Cover Skills - Troy Dye, Oregon
One thing no one can question about Oregon linebacker Troy Dye’s game: He can scoot. Specifically, he is a 4.5-speed linebacker with elite sideline to sideline range. On top of that, he is a natural in space and coverage. Whether in man coverage or zone coverage, he has a great feel for positioning and timing. Quite frankly, I was incredibly surprised that Dye decided to return for his senior season, considering how shallow the 2019 linebacker group turned out to be. With his unique length, athletic tools, and production the last three years the Ducks, Dye has an excellent overall resume as a modern move linebacker.

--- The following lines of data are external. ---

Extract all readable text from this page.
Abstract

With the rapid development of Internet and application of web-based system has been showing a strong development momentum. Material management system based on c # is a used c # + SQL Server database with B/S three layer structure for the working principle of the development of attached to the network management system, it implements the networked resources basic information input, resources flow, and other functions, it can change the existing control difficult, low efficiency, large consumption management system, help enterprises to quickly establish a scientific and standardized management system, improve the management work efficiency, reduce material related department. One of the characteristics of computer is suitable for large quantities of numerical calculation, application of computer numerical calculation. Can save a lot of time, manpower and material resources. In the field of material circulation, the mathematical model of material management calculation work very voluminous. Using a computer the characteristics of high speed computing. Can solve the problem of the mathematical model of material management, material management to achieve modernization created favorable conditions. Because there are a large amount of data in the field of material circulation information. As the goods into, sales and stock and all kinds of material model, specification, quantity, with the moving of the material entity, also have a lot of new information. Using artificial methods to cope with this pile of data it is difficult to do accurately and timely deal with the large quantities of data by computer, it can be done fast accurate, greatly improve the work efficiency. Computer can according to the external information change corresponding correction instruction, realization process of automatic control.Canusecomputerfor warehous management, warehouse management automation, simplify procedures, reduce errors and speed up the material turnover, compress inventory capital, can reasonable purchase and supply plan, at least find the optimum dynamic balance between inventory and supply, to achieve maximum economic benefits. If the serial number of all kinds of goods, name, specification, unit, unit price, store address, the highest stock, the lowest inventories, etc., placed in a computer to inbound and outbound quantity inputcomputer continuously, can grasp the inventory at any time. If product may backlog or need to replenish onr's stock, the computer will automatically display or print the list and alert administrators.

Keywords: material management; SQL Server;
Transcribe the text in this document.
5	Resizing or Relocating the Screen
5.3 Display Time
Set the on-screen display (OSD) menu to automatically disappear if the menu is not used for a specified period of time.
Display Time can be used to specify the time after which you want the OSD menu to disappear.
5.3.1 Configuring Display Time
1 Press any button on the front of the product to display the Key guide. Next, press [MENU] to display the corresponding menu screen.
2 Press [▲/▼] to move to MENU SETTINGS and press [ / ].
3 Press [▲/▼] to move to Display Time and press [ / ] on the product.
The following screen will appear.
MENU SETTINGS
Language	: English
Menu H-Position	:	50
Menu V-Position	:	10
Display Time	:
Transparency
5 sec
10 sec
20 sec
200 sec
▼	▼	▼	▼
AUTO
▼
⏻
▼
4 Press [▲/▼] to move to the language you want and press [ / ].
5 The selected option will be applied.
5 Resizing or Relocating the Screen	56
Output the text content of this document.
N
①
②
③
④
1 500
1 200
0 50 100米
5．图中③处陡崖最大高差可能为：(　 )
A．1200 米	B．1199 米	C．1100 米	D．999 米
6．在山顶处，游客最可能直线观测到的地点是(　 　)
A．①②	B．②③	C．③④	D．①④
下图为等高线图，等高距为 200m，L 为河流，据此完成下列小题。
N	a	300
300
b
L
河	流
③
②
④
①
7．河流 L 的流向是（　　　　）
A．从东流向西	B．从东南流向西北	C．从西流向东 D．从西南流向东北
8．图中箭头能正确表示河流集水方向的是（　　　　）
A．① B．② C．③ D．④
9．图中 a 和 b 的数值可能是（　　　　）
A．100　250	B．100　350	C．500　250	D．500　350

Block Destruction/Finishing Power - Shaq Quarterman, Miami
Shaq Quarterman is not the most nimble or agile linebacker in space, but he is an anchor against the run. When he comes downhill, he is an absolute wrecking ball. His stopping power is unmatched in this linebacker class, and his ability to stack and shed blocks at the point of attack will immediately translate at the next level. What is most impressive about Quarterman is his sense of control and pacing. He rarely puts himself in poor position, as he takes efficient, sharp angles to the action. Quarterman will surely draw plenty of comparisons to former Miami linebacker Denzel Perryman because of his explosiveness and play strength against the run.